Виктор Борисович Шкловский
Созрело лето
Июнь месяц 1935 года.
В Париже только что закрылся Первый Международный конгресс в защиту мира.
Шли дни. Зрело лето.
Ранним утром 26 июня под Москвой был дан старт стратостату «СССР 1-бис».
Огромный, вытянутый вверх и как будто еще не наполненный, стратостат колебался мягкими серебряными складками.
Рядом опадал боками желто-зеленый газгольдер.
Светло-голубая тень стратостата достигала горизонта.
Отпустили стропы.
В совершенном безмолвии поднялся стратостат.
Тень стратостата и круглой гондолы отбегала по полям на запад.
Светило невысокое солнце.
Вздуваясь, подымался стратостат.
Москва смотрела на него со всех улиц.
Дача, где жил Горький под Москвой.
Липы, отяжеленные желто-зелеными цветами, наполнены густым, непрерывным гудением желто-черных пчел.
Пчелы спешат выпить утренний, еще не тронутый нектар цветов.
Лист на деревьях полный.
Круглый бассейн в саду до самого края налит синим небом.
Большеглазые, большешерстные цветы – анютины глазки – повернули свои бархатные лица на восток.
Над клумбой стоит друг Горького, седеющий блондин Иван Николаевич Рокитский. Он закинул голову и смотрит в небо двумя блистающими кругами бинокля.
Стекла сверкают синим.
Звонко поют пчелы, летят к липам.
На огороде пчелы залезают в желтые мешки огуречных цветов и гудят у самой земли, в густых матовых листьях.
Большая комната с желто-солнечными стенами.
На мраморном столике высокий узкий радиоприемник.
Рядом с ним высокий желтый бокал. В бокале косо стоит лиловый левкой.
Высокоплечий, длинноногий Горький, одетый в светлый костюм, подошел к окну.
За окнами солнце и липы в желто-зеленой тяжести цветов.
Дальше перелески, поля колосящейся ржи; белый низкий дым цветущей гречихи.
Все кончается синим, изо всех сил синим, небом.
– Летит! Смотрите, Алексей Максимович! – закричал Рокитский.
В желтую комнату вошел человек в сером плаще.
Сел около радиоприемника, откинул голову на спинку кресла.
Это Ромен Роллан, горбоносый, широколобый, усталый, спокойный. В комнате свежо, на Роллане пиджак с седым ворсом.
Горький настроил радиоприемник.
– Говорит «Луна», – раздался голос. – Небо над нами чернеет. Тишина. В верхнее смотровое отверстие гондолы мы видим над собой медленно раздувающиеся прозрачные стенки оболочки баллона нашего стратостата. Он кажется сумрачным небом.
Рокитский смотрел в бинокль.
Высоко-высоко стратостат круглел в небе, как маленький серебряный плод.

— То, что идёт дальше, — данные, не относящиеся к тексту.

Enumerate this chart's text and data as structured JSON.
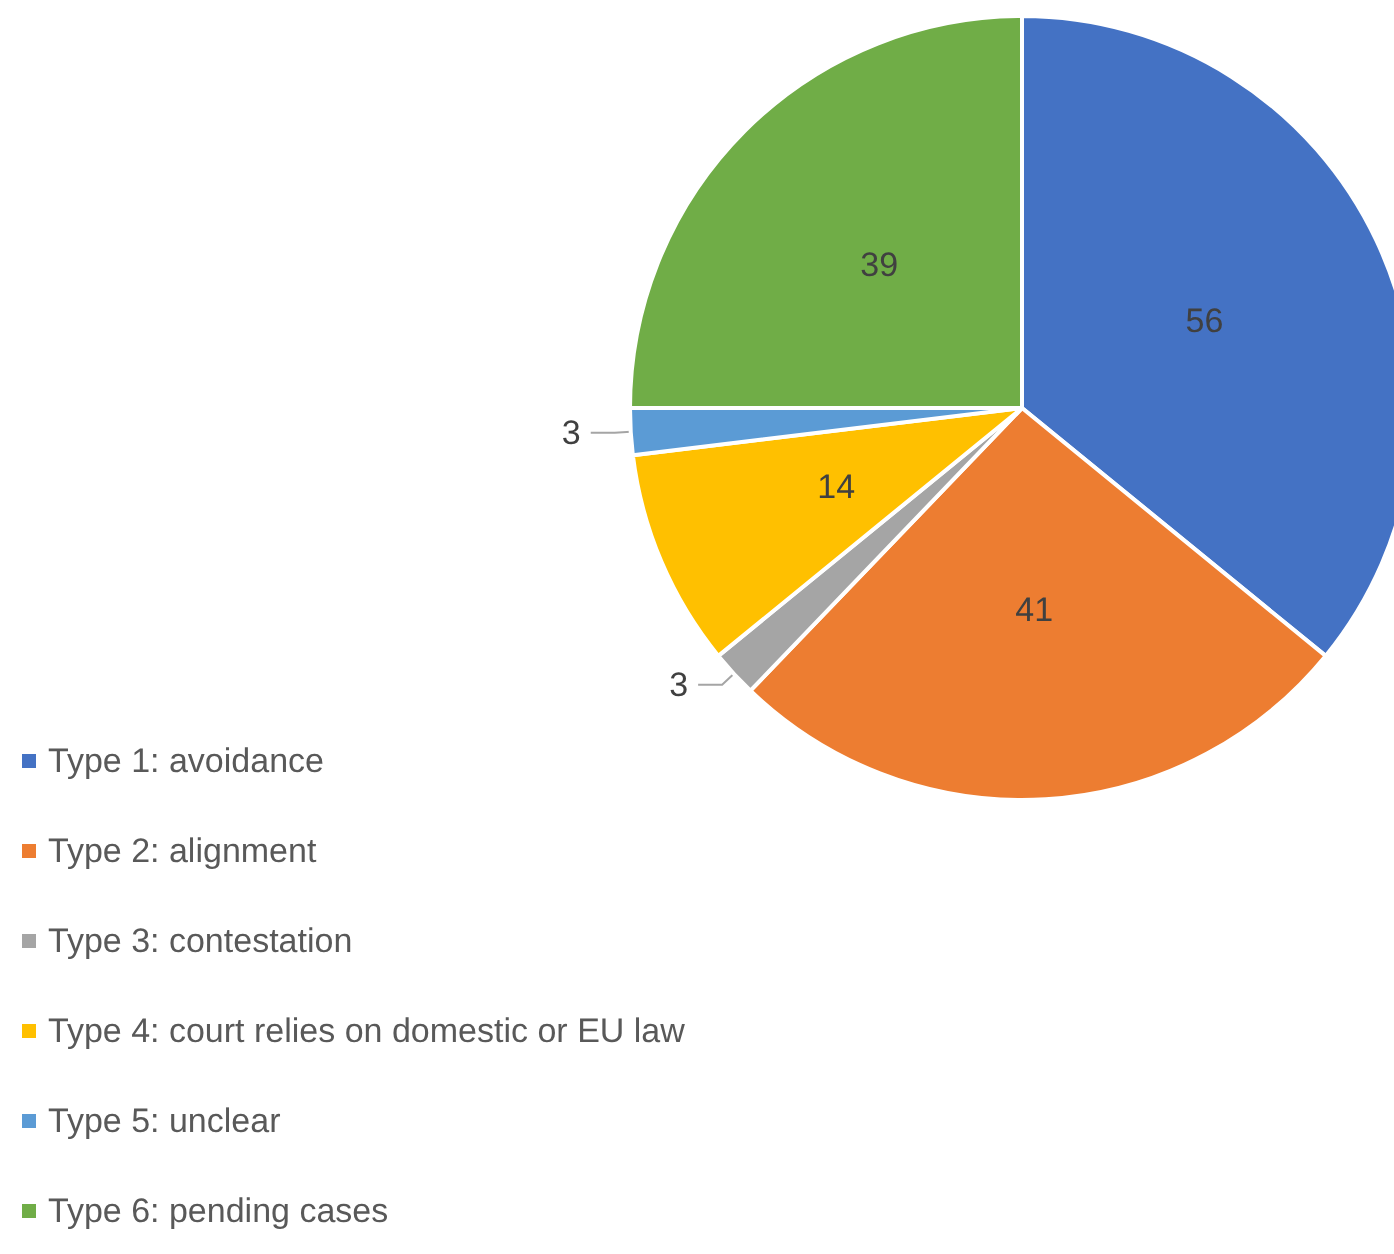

– Говорит «Луна». Слушайте! Слушайте! Слушайте! Стенки гондолы нагреваются солнцем. За иллюминаторами черно. Горят звезды. Внизу все расширяется пустая даль.
На земле гудели пчелы, прилежно возвращаясь к цветам.
В небе над Москвой висел стратостат с искрой гондолы под ним.
Ниже него, уступами диаграммы, белел след высотного самолета.
– Спуск будет трудный, – сказал Горький и постучал пальцами по столику. – На водороде, видите ли, летят. Им газ неудобно выпускать. Пустые стенки начнут тереться складками. А это шелк. Значит, искра. Очень надо лететь аккуратно...
– Говорит «Луна». Приборы работают прекрасно. Мы берем пятидесятую пробу атмосферы. Слышим пощелкивание камеры для измерения интенсивности космических лучей. Привет создателям пятилеток! Привет Москве! Привет заводам и колхозным полям! Привет от немерцающих звезд стратосферы!
Два старика сидели около радиоприемника.
Алексей Максимович посмотрел на Роллана так, как отец смотрит на друга в час, когда старший сын сдает экзамен.
– Спокойный голос, – заметил он.
Ромен Роллан ответил:
– Это голос могучего народа, который создает под руководством Компартии, в героическом и упорядоченном порыве, новый мир. Никто не стоит у вас между героем и подвигом.
Горький ответил:
– В нашей стране художник и ученый ограничены только волей трудового народа, волей, которая стремится освоить все подлинные культурные ценности человечества.
– Говорит «Луна». Мы выбрасываем еще балласт. Подымаемся. Высота шестнадцать тысяч метров. Подымаемся. Приборы работают прекрасно.
Пчелы влетели в комнату, осмотрели левкой, вылетели, как будто по давно знакомой дороге.
– Фашисты, – сказал Ромен Роллан, – недавно говорили, что они убьют миллионы людей и не получат осуждения, так как утвердят новые законы нравственности. Им не удастся это. Разум сильней.